Tip: Using Conda Environments with Jupyter on Windows

Configuring data science workspaces via PowerShell

Posted by David Van Loon on September 23, 2018

Introduction

Conda environments don’t work well by default in PowerShell, and the environments don’t show up by default as kernels in Jupyter.

Using Conda Environments in PowerShell

Update 1/29/2019: Conda now officially supports PowerShell. Read more on the blog post.

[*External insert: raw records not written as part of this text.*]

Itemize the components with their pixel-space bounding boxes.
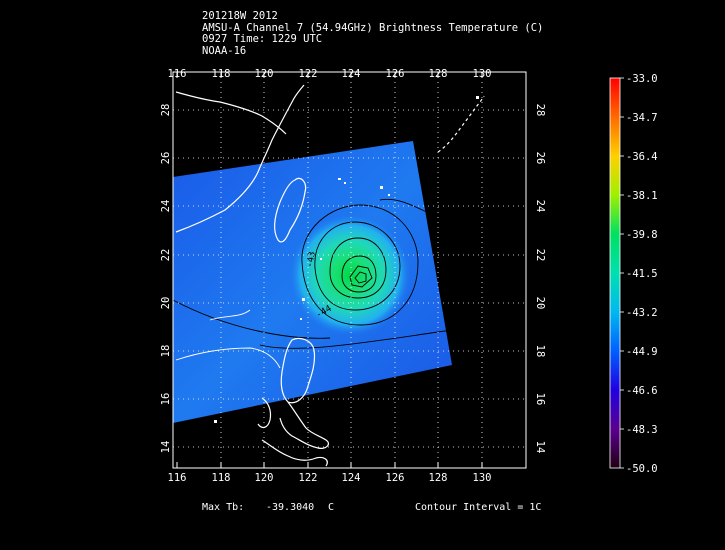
small-islands — [214, 96, 479, 423]
max-tb-value: -39.3040 — [266, 502, 315, 513]
lon-label: 128 — [429, 472, 448, 484]
lat-label: 16 — [534, 393, 546, 406]
observation-time: 0927 Time: 1229 UTC — [202, 33, 323, 45]
lon-label: 124 — [342, 68, 361, 80]
temperature-contours — [173, 198, 452, 349]
lat-label: 24 — [534, 200, 546, 213]
gulf-coast — [209, 309, 251, 321]
colorbar-label: -38.1 — [626, 190, 658, 202]
lon-labels-bottom: 116 118 120 122 124 126 128 130 — [168, 472, 492, 484]
lon-label: 116 — [168, 472, 187, 484]
hainan-west-coast — [175, 347, 281, 369]
coastlines — [175, 84, 485, 467]
lat-label: 26 — [160, 152, 172, 165]
lon-label: 130 — [473, 472, 492, 484]
colorbar-scale — [609, 77, 621, 469]
mindoro-coast — [257, 397, 272, 429]
lat-label: 28 — [534, 104, 546, 117]
lat-label: 26 — [534, 152, 546, 165]
china-coast — [175, 84, 305, 233]
lat-label: 22 — [160, 249, 172, 262]
lon-label: 126 — [386, 472, 405, 484]
lon-label: 116 — [168, 68, 187, 80]
colorbar-ticks — [620, 77, 624, 469]
luzon-coast — [280, 337, 316, 404]
colorbar-label: -41.5 — [626, 268, 658, 280]
lat-label: 22 — [534, 249, 546, 262]
lat-label: 16 — [160, 393, 172, 406]
colorbar-label: -36.4 — [626, 151, 658, 163]
lon-label: 118 — [212, 472, 231, 484]
lon-label: 128 — [429, 68, 448, 80]
lon-label: 122 — [299, 68, 318, 80]
lat-label: 18 — [160, 345, 172, 358]
lat-lon-grid — [173, 72, 526, 468]
lat-label: 14 — [160, 441, 172, 454]
colorbar-label: -34.7 — [626, 112, 658, 124]
lon-label: 124 — [342, 472, 361, 484]
lat-label: 18 — [534, 345, 546, 358]
contour-interval: Contour Interval = 1C — [415, 502, 542, 513]
storm-warm-core — [288, 213, 412, 337]
lon-label: 122 — [299, 472, 318, 484]
lon-label: 120 — [255, 472, 274, 484]
lon-label: 118 — [212, 68, 231, 80]
max-tb-unit: C — [328, 502, 335, 513]
colorbar-labels: -33.0 -34.7 -36.4 -38.1 -39.8 -41.5 -43.… — [626, 73, 658, 475]
lat-labels-left: 14 16 18 20 22 24 26 28 — [160, 104, 172, 454]
lon-label: 120 — [255, 68, 274, 80]
colorbar-label: -39.8 — [626, 229, 658, 241]
colorbar: -33.0 -34.7 -36.4 -38.1 -39.8 -41.5 -43.… — [609, 73, 658, 475]
map-frame — [172, 71, 527, 469]
lat-label: 14 — [534, 441, 546, 454]
mainland-north — [175, 91, 287, 135]
storm-id: 201218W 2012 — [202, 10, 278, 22]
colorbar-label: -46.6 — [626, 385, 658, 397]
brightness-swath — [173, 141, 452, 423]
colorbar-label: -48.3 — [626, 424, 658, 436]
colorbar-label: -43.2 — [626, 307, 658, 319]
colorbar-label: -33.0 — [626, 73, 658, 85]
tick-marks — [176, 72, 483, 468]
lat-label: 24 — [160, 200, 172, 213]
max-tb-label: Max Tb: — [202, 502, 245, 513]
lon-label: 126 — [386, 68, 405, 80]
ryukyu-islands — [437, 95, 485, 153]
colorbar-label: -44.9 — [626, 346, 658, 358]
colorbar-label: -50.0 — [626, 463, 658, 475]
product-title: AMSU-A Channel 7 (54.94GHz) Brightness T… — [202, 21, 544, 34]
map-header: 201218W 2012 AMSU-A Channel 7 (54.94GHz)… — [202, 10, 544, 57]
lat-label: 20 — [160, 297, 172, 310]
south-luzon-coast — [279, 401, 330, 449]
lat-label: 28 — [160, 104, 172, 117]
lat-labels-right: 14 16 18 20 22 24 26 28 — [534, 104, 546, 454]
taiwan-coast — [274, 177, 307, 243]
satellite-name: NOAA-16 — [202, 44, 247, 57]
visayas-coast — [261, 439, 328, 467]
lat-label: 20 — [534, 297, 546, 310]
lon-labels-top: 116 118 120 122 124 126 128 130 — [168, 68, 492, 80]
lon-label: 130 — [473, 68, 492, 80]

The ease with which Conda environments can be used in PowerShell varies based on the version of Conda installed. Check your version by running conda --version.

Version 4.6 and Later

With the version 4.6 update, Conda supports PowerShell natively. To configure for PowerShell, run the following:

PS> conda init powershell

The conda init command will modify the activate/deactivate scripts and make changes to your PowerShell profile.

Prior to Version 4.6

You’ll need to install some additional software in order to use the activate/deactivate commands in PowerShell. Specifically, install the helpful tool from Pavel Koneski called PSCondaEnvs.

Note that if your PowerShell execution policy is Restricted (run Get-ExecutionPolicy to check), you’ll need to set it to RemoteSigned by running the following:

PS> Set-ExecutionPolicy -Scope CurrentUser -ExecutionPolicy RemoteSigned

Now, install pscondaenvs with Conda:

PS> conda install -n root -c pscondaenvs pscondaenvs

Enter y when prompted to proceed.

Once pscondaenvs is installed, you’ll have new activate and deactivate commands available that work in PowerShell.

Making Conda Environments Available in Jupyter

First, activate the desired environment by running conda activate myenv (or activate myenv if using pscondaenvs). Ensure dependencies are available by running the following:

(myenv) PS> conda install pip
(myenv) PS> conda install ipykernel

Type y to proceed as needed. After the installation completes, run the following command to create a new ipykernel for this environment:

(myenv) PS> python -m ipykernel install --user --name myenv --display-name "Python (myenv)"

You’ll see the “Python (myenv)” kernel available when you next launch JupyterLab.

Further Reading

Browse the conda documentation and the JupyterLab documentation for details on how these powerful tools can improve your data science workflow.

Update 2/4/2019: Added notes on new Conda 4.6 init and activation commands for PowerShell.